Stocks briefly retreated after Greenspan said at a conference in Boca Raton, Florida, that the troubles in mortgage lenders are not yet spilling into the broader economy, but could if home prices see another substantial decline.
There was also a short pullback in stocks ahead of the Philadelphia Fed’s manufacturing index, which showed that the region’s manufacturing growth slowed in March.
Wall Street had expected activity to increase.
Earlier, the New York Fed had also reported a steep deceleration in its March manufacturing growth.
The manufacturing reports came amid the Labour Department’s Producer Price Index for February, which jumped by 1.3 percent, twice the amount the market was forecasting.
But investors largely shrugged off the reports yesterday, not shocked that manufacturing is retreating and hopeful that even though inflation is high, economic weakness could compel the Fed to lower rates.

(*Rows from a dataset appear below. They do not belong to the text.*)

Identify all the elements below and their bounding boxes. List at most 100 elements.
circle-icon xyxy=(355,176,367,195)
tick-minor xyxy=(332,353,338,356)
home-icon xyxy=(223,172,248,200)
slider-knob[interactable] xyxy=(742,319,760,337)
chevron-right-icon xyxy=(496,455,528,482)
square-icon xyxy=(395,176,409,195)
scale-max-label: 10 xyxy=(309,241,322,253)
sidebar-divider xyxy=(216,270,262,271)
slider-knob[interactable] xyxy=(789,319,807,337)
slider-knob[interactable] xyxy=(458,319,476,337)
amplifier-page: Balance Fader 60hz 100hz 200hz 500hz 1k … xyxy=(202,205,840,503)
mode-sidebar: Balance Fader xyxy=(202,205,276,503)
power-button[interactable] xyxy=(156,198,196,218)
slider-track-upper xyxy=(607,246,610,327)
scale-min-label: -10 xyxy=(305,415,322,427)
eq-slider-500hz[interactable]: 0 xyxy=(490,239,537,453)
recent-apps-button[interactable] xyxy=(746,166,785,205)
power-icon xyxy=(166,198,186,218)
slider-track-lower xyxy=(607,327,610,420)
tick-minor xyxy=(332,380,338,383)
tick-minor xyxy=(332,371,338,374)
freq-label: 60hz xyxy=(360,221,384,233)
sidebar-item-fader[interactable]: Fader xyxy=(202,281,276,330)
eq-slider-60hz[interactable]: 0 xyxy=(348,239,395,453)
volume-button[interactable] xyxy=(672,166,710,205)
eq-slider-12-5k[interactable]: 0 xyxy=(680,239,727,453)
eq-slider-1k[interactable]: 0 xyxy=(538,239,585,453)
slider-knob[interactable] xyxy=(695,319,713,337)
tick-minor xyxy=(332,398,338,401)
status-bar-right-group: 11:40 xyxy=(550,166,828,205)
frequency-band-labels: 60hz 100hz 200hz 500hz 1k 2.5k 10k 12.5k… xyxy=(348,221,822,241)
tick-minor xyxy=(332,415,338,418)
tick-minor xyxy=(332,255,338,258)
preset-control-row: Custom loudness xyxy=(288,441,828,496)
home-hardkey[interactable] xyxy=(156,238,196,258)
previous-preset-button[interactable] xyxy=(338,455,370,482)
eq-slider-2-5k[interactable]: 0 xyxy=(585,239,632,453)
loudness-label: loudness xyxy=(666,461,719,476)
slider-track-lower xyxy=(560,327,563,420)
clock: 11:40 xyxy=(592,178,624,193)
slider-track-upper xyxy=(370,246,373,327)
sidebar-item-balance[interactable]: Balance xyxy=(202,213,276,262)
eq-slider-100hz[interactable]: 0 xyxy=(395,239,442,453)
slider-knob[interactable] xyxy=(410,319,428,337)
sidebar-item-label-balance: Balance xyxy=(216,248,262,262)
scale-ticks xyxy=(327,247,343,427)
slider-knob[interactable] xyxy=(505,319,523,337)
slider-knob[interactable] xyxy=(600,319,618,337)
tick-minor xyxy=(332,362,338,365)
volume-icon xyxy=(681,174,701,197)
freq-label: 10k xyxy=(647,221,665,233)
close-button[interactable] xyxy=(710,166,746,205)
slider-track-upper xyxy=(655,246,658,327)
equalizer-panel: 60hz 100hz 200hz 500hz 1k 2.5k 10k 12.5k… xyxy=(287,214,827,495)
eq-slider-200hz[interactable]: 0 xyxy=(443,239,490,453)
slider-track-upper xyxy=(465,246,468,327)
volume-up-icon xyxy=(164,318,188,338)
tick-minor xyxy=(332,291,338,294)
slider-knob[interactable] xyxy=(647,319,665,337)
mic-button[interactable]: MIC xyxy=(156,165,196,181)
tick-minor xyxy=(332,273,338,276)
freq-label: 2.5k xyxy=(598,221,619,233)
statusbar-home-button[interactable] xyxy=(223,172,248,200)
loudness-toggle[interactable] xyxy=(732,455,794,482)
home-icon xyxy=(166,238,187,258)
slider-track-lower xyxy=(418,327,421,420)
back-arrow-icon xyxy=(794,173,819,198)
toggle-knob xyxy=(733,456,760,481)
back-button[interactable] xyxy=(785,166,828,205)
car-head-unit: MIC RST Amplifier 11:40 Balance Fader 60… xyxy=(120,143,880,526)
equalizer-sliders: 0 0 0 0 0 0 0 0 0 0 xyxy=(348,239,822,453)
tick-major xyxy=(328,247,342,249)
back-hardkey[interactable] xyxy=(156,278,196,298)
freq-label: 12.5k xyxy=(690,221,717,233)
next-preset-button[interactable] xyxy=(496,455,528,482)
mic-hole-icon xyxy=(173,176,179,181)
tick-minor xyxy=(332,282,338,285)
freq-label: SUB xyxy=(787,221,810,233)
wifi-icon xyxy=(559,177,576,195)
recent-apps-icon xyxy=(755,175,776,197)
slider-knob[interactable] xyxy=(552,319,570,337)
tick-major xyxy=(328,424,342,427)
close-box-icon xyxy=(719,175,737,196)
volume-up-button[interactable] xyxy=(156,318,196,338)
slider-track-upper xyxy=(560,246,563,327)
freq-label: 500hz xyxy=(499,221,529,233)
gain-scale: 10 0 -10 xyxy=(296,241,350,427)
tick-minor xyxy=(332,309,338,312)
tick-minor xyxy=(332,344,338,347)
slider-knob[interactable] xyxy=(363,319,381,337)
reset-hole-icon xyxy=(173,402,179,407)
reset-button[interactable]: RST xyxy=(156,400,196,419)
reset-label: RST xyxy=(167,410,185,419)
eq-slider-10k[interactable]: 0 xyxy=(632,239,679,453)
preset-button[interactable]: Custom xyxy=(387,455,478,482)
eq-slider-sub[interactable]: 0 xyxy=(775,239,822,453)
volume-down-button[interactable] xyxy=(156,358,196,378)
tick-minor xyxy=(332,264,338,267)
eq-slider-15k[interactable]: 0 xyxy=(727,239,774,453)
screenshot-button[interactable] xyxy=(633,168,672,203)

“People should be thinking that the odds of the Fed cutting rates are pretty slim this year, but there seems to be this dogged optimism, or blind hope, that that will happen,” Peters said.
The Fed meets next week to decide whether to adjust short-term interest rates. It is expected to keep rates on hold, but any statement that indicates policymakers might raise or lower rates later in the year could move stocks.
Though the market has steadied itself since Tuesday’s drop, market watchers aren’t discounting the possibility of more seesawing as new data trickles in and as investors try to get a sense of how widespread the problems facing subprime lenders are.
Subprime lenders make loans to people with poor credit; rising defaults in those loans have helped trigger the market’s recent plunges.
“We haven’t hit bottom yet, so we’re going to get these pretty violent swings,” said Barry James, president and chief executive of James Investment Research Inc. “But we don’t see this as the beginning of a big bear market yet. We think this just a normal correction.”